Emmanuel Katongole of the University of Notre Dame called the book "a must-have and a must-read by every scholar, priest, social worker, pastoral agent, and anyone seeking to understand Africa's journey of pain and hope, and the faith that sustains that journey."

He edited another collection, Integral Human Development: Challenges to Sustainability and Democracy, published in 2019 Sowle Cahill, one of his dissertation readers, called the collection "a game-changer for Catholic social ideals such as personal dignity, the common good, and integral development." And it confronts two big questions facing political activism everywhere: How can we get from high-minded ideals and sound-bytes to practical action that will make a difference? And what action can be effective in our fragmented global environment, where no one body has moral command, legal authority, or enforcement power?"

At the 2015 conference in Nairobi, where I gave the last address, I concluded by outlining my reliance on Jacquineau's advocacy and public health researcher. "In five of his important contributions from the last few years, he shows how the resources of theology and public health together advance the trajectory of the work of HIV/AIDS prevention and treatment to universal health care," I said.

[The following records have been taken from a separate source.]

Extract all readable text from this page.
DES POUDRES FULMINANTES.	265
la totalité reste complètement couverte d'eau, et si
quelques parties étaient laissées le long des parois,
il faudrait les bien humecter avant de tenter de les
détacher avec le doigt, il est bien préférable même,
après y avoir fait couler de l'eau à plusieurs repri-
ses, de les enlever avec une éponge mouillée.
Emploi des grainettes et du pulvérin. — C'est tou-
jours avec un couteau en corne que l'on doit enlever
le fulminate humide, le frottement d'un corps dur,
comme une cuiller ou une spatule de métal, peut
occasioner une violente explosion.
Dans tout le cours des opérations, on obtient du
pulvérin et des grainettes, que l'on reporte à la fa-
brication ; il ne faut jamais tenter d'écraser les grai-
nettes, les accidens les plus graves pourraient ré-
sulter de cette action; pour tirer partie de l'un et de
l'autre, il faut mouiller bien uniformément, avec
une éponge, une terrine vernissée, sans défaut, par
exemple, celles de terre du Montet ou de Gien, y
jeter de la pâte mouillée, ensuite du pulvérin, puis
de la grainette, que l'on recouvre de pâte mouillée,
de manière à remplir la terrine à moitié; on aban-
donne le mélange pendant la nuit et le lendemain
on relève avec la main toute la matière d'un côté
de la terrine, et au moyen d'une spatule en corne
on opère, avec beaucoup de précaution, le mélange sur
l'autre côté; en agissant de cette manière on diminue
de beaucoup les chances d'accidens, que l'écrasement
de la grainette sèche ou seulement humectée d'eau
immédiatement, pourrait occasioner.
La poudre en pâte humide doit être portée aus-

First, he offered a final critique of the principle of autonomy and its explicit endorsement of medical individualism. Later he showed that an autonomy-based ethics inhibits our understanding of patients' interconnectedness with others and their biological environments. Instead, it makes invisible the social causes of poor health. Its view of the mind and body are abstract and, in this model, disease is the result of choices made. In short, autonomy-based ethics is at least in global health a moral siphon.

Instead he turned toward Africa that teaches that illness is at the same time, individual, social and cosmological event of significant importance. Then he identified Laurenti Magesa's life-centered ethics as a natural law claim and incorporated it into a vision of public health and healing in Africa. Next he summoned us to move away from the crisis mentality of disease management into a much more ambitious and visionary strategy of health promotion and advocacy, a fundamental move. Finally, his most sustained contribution is his book promoting health equity. There he insists we should "create the policy environment that can favor the optimization of health potential for individuals and groups."

I concluded: "In many ways, Jacquineau leads us into the conversation on universal health care and HIV/AIDS."

AZE articulated a trajectory on the global level for health care promotion. Now others need to follow his lead. His gifts were so evident and such a delight. He loved and lived greatly. The other night a mutual friend, Jesuit Fr. Bienvenu Mayemba, wrote me from Abidjan, Ivory Coast, to say: "The whole community has been stunned and silent. We seem to avoid each other's eyes so that we don't have to cry in public … or in the corridors."

May he rest in peace and may we be consoled by the comfort of the resurrection.